I would like to ask why your writer seems inclined to characterize this event, the Feb. 24 launch of a citizens' initiative, with references to the type of clothes, length of hugs and twirling batons as descriptors; it was attended by a diverse group of people that represented the Maui community.
Instead of focusing on the 500-person event that mobilized the island to educate themselves, to participate and to activate regarding the historic significance that this moratorium would be for Maui, she instead trivialized the importance of this movement.
She seemed surprised so many people showed up. She didn't put this in the context that this is an outgrowth of many years of protest; specifically, the March Against Monsanto last year with over 2,000 people in the streets.
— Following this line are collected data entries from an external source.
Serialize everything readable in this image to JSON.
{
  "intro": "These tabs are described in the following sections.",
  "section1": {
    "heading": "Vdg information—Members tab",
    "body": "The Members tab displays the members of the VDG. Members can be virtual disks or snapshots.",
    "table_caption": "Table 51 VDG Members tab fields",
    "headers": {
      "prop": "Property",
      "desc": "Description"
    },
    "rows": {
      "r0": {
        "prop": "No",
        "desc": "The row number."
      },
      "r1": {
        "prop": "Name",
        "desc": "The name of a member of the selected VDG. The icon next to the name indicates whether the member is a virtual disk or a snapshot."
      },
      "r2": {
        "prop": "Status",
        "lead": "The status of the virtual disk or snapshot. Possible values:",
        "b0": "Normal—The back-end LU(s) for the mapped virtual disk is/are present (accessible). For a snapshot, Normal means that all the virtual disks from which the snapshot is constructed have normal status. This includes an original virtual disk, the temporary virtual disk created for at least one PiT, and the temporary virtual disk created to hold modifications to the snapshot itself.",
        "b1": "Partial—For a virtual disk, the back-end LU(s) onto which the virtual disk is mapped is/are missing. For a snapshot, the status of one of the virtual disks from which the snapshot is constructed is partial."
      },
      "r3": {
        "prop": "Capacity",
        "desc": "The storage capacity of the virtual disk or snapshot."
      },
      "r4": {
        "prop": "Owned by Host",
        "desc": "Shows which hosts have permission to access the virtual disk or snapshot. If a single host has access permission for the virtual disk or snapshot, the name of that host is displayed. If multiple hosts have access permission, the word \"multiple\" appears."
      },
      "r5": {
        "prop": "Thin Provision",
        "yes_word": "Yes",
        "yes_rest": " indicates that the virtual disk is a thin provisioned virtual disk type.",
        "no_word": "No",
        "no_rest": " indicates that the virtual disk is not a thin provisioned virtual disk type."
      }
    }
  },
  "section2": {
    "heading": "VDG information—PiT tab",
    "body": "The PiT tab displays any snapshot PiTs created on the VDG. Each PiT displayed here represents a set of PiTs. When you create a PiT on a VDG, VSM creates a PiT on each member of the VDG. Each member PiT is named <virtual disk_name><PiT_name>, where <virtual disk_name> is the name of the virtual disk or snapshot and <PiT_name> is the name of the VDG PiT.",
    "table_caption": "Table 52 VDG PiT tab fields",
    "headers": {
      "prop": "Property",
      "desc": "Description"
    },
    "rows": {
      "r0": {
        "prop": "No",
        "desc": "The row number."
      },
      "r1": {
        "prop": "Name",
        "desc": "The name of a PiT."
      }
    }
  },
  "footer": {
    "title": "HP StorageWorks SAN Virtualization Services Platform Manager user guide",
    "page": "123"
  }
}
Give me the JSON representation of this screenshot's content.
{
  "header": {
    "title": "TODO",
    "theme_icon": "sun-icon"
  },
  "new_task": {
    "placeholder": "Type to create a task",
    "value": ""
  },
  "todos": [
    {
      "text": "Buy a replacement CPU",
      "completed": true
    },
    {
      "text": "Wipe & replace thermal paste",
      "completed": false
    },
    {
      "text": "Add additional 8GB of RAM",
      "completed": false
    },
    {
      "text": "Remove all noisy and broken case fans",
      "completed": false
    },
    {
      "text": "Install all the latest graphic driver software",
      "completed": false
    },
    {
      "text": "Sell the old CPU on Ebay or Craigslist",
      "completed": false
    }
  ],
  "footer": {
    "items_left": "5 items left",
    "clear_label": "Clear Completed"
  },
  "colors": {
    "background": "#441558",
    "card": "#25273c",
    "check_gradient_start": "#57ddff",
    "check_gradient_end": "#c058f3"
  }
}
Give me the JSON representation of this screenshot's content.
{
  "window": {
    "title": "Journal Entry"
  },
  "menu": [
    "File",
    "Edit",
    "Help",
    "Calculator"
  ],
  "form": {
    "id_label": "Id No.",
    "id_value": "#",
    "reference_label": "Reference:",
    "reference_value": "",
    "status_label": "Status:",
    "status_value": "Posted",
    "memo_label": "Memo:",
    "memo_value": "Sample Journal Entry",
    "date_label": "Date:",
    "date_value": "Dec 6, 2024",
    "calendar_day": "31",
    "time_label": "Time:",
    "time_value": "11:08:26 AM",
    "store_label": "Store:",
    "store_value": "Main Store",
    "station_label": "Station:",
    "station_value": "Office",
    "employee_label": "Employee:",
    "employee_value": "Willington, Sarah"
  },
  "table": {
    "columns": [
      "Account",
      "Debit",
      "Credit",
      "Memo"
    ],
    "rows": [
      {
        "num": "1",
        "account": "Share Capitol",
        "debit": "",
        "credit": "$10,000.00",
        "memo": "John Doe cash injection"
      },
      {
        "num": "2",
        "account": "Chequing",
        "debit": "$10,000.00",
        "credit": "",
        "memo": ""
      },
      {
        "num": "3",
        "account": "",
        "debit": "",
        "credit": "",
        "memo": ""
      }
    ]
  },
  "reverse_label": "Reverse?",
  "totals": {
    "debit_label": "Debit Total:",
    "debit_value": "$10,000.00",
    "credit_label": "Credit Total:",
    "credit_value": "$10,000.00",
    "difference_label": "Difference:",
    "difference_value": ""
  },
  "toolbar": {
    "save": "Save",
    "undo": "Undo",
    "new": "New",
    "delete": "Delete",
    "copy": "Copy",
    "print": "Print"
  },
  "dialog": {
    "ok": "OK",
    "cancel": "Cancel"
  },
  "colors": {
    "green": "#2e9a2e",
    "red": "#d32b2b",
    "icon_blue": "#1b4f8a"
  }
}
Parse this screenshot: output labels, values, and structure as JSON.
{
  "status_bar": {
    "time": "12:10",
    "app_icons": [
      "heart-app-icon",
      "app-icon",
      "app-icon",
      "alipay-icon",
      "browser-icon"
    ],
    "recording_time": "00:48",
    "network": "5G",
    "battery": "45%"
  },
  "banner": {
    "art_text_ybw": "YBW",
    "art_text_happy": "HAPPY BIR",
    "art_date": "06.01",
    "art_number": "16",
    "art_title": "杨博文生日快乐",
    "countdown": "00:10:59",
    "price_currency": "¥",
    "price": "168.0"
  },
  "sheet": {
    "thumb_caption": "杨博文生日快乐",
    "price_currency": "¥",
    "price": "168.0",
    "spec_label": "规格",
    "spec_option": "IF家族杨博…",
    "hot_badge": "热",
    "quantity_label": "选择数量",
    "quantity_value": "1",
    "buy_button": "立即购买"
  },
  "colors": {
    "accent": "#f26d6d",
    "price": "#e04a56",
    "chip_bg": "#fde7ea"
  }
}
Nor did she link this to the worldwide movement that is confronting these biochem companies.
The fact that we have a scientist, Dr. Don Huber, described condescendingly as "the darling of the anti-GMO movement" and "American Gothic," is insulting and minimizes his message, which was vital information that synthesized the research findings on glyphosate (N-(phosphonomethyl)glycine), the principle ingredient in Monsanto's herbicide Roundup. It was extensive. This man has earned his credibility. She missed all the science. Does she not understand it?
Dr. Lorin Pang, one of the five citizens to bring this initiative, had a major concern about how many chemical interactions were possible due to these "chemical cocktails" used by Monsanto here on Maui. I would have liked to see her debunk the popular misinformation held by many that these chemicals are like what the sugar and pineapple companies use(d); they are exponentially much more dangerous and they are used for experimental seed crops.
The safety issues, with so many unanswered questions due to these unknown interactions, are what needs to be addressed and will be with the passing of this moratorium.
This writer missed the importance of the movement that is growing locally and globally.
Together, we are growing a new landscape, where small farms are supported over agribusiness, the ahupua'a systems are reclaimed and restored, and food is grown to feed the people here on the islands, so we are no longer importing 85 percent of it.
That is the message of this movement, not what clothes are worn or who is discrediting them.
Mahalo for printing the article on this initiative. I hope you will follow up with the progress we are making as we gather signatures; it is inspiring to see democracy in action!